Peta O’Brien, Westpac Institutional Bank's Managing Director Client Engagement in Global Transaction Services, says scams are most successful in organisations with the weakest defences.
"This includes those that don’t have robust upfront due diligence on their supplier or payee details, and those with people who react to urgent messages for payments from senior executives,” she says.
“Scammers rely on urgency to have victims take action without checking.
“It’s a volume game for criminals – they’ll bombard as many targets as possible expecting that a proportion will be successful – and the scale is growing.”
How can businesses stay protected?
Young says get your cyber protection “up as much as you can”, including switching on two-factor verification if you’re using a system such as Microsoft Office 365.

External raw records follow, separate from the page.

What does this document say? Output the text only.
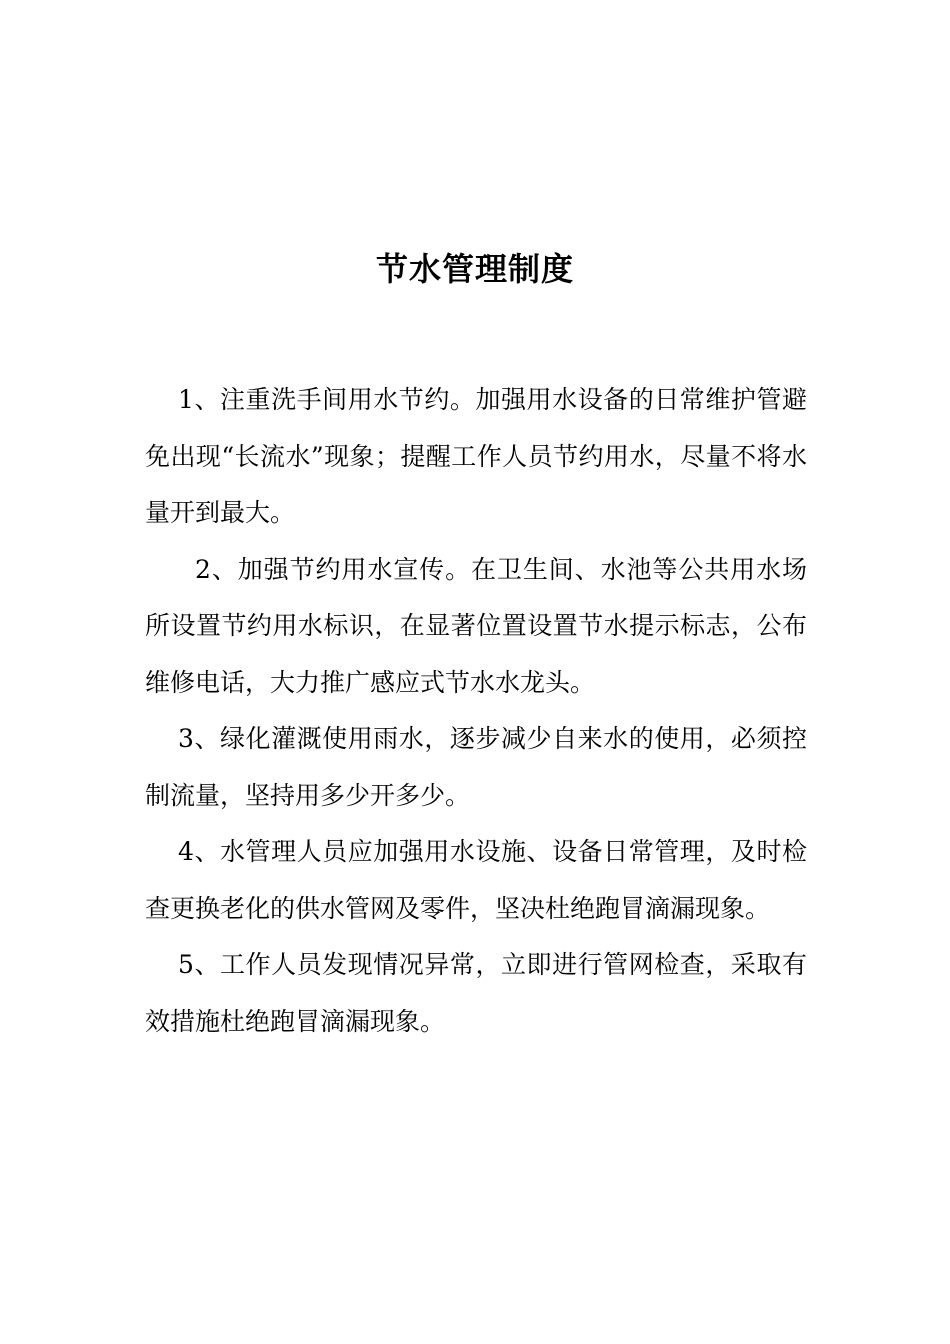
节水管理制度

1、注重洗手间用水节约。加强用水设备的日常维护管避免出现“长流水”现象；提醒工作人员节约用水，尽量不将水量开到最大。

2、加强节约用水宣传。在卫生间、水池等公共用水场所设置节约用水标识，在显著位置设置节水提示标志，公布维修电话，大力推广感应式节水水龙头。

3、绿化灌溉使用雨水，逐步减少自来水的使用，必须控制流量，坚持用多少开多少。

4、水管理人员应加强用水设施、设备日常管理，及时检查更换老化的供水管网及零件，坚决杜绝跑冒滴漏现象。

5、工作人员发现情况异常，立即进行管网检查，采取有效措施杜绝跑冒滴漏现象。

Staff education is also paramount.
“Train your employees on the risks of email compromise and phishing, and on how not to react to urgent payment requests. Taking time to check thoroughly will be worth it,” he says.
O’Brien says it is important to have robust supplier and payee governance processes upfront, including independent follow-up checks. Also develop processes for payment requests and authorisations. Email should not be one of these options.
“Always verify the payment details on an invoice – to do so, don’t use the phone number given on an invoice, rather locate it independently such as on the business’ official website,” she says.
“If you’re sending or receiving documents with sensitive information, use a secure method – rather than a PDF attachment – to reduce risk if your emails are hacked.”
Collaboration will be key
Catriona Lowe, ACCC Deputy Chair, says it is going to take “genuine effort, resources and collaboration” to fight online criminals.
“There is a real opportunity for business to lead the way by implementing meaningful change that has real and effective outcomes for Australians,” she says.
The Federal Government has committed $58m to ACCC for a National Anti-Scam Centre (NASC) which will bring together government, regulators, industry, and consumer groups. The collective expertise is expected to share intelligence, disrupt scams, empower consumers, and find real solutions to reduce the losses to scams.
“We have received strong feedback that increased coordination of anti-scam efforts across government, the finance and telecommunications sectors and digital platforms would make a significant impact on the fight against scams. This will be the NASC’s focus,” Lowe says.
“Put simply, we need solutions that stop scammers reaching consumers and makes it harder for them to get access to money from the bank accounts of ordinary Australians.”